Nuclear Waste Partnership, the operator of the Waste Isolation Pilot Plant, is working on a draft recovery plan following the February 14 radiation release and a previous fire. The Albuequerque Journal reported this morning:
A recovery is underway at a troubled New Mexico nuclear waste repository even as an investigation into the cause of a radiation leak there continues, according to an Energy Department contractor.

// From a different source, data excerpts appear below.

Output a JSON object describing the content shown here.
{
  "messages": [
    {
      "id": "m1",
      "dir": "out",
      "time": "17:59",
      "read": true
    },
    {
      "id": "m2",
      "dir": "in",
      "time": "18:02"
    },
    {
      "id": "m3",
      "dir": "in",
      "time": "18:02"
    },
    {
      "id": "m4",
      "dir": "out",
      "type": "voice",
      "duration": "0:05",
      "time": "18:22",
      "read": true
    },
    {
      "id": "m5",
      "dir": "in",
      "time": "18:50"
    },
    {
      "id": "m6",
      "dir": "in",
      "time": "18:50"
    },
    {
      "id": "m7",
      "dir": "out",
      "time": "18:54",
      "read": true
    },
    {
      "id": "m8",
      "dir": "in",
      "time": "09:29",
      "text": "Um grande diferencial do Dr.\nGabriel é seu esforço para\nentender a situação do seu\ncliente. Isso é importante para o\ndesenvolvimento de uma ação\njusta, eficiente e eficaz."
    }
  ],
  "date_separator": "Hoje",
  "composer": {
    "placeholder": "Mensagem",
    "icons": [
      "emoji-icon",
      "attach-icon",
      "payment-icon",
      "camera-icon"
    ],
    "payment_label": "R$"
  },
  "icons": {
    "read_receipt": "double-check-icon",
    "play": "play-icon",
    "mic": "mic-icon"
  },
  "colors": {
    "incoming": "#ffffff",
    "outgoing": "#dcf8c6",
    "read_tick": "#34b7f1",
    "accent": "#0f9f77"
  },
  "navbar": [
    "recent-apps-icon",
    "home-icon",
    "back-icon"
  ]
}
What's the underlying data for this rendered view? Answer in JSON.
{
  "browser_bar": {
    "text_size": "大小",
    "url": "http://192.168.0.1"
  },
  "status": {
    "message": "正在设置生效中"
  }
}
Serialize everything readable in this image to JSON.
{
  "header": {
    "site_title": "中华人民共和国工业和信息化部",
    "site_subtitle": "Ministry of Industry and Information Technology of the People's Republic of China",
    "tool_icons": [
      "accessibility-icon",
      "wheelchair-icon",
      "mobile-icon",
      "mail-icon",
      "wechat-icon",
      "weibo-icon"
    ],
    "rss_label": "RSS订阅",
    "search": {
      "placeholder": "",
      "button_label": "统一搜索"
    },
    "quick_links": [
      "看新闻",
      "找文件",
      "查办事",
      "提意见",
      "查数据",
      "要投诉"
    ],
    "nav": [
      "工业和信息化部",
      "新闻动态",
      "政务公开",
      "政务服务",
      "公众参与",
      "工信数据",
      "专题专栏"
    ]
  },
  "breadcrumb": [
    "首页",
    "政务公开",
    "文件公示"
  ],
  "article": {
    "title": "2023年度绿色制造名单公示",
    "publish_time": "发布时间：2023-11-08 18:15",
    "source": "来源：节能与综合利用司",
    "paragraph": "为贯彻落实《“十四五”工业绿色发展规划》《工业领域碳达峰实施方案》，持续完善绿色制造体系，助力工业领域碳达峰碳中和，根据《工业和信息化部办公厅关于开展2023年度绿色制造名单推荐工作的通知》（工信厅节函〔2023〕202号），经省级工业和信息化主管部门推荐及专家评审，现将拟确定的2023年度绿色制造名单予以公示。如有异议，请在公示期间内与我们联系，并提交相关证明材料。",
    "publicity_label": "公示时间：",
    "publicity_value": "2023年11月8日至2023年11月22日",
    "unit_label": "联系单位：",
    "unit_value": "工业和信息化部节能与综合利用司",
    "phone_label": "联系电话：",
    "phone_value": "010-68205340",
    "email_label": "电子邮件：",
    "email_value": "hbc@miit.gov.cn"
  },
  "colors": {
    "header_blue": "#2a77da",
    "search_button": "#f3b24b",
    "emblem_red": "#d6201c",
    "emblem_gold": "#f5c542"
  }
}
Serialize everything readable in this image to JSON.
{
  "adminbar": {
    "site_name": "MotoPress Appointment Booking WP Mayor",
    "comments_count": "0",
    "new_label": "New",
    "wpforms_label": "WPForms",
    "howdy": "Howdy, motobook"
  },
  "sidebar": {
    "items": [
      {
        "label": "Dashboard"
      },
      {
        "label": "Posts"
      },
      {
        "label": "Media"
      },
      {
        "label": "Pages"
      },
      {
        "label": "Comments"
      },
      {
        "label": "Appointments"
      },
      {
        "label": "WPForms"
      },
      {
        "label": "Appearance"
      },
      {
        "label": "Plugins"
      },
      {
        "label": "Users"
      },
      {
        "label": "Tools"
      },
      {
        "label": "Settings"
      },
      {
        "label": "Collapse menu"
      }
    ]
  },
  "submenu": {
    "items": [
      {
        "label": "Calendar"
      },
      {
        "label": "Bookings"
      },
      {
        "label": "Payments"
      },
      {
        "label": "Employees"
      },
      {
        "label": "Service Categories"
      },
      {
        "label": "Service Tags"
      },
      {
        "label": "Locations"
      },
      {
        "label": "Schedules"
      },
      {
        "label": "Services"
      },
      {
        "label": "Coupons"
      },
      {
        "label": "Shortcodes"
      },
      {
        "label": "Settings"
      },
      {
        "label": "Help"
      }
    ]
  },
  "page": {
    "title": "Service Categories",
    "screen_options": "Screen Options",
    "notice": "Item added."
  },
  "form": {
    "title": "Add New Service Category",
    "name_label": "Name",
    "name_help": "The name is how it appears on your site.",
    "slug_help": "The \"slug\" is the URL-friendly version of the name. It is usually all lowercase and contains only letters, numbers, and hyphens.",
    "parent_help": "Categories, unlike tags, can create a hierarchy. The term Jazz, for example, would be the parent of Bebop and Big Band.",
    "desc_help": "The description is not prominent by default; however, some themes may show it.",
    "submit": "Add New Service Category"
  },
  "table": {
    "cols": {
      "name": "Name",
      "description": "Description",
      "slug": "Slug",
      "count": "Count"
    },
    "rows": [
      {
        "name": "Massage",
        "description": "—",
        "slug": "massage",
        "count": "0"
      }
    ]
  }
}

Nuclear Waste Partnership has presented a draft recovery plan for the Waste Isolation Pilot Plant to the Department of Energy for review. The plan, scheduled for release in the coming weeks, is expected to offer details on how the contractor plans to deal with radiation contamination in the deep underground mine outside Carlsbad.
According to the Journal:
…NWP teams have begun making daily entries into WIPP for something called “rollback,” in which every area of the underground facility is being tested and characterized for radiation contamination. A map is emerging showing which areas are safe and which are not, with buffer zones labeled in between.
So far, so good. It’s the next step that worries me:
“They are looking at resuming limited operations in early 2016 and looking at resuming full operations in late 2017,” said New Mexico Environment Secretary Ryan Flynn, who has been briefed on the draft plan.
Let’s say you smoke a lot of crack, crash your car and wake up in jail. As part of a plea agreement, you have to outline a recovery plan. If your recovery plan seems to focus on how soon you can resume smoking crack, you may have a couple of problems.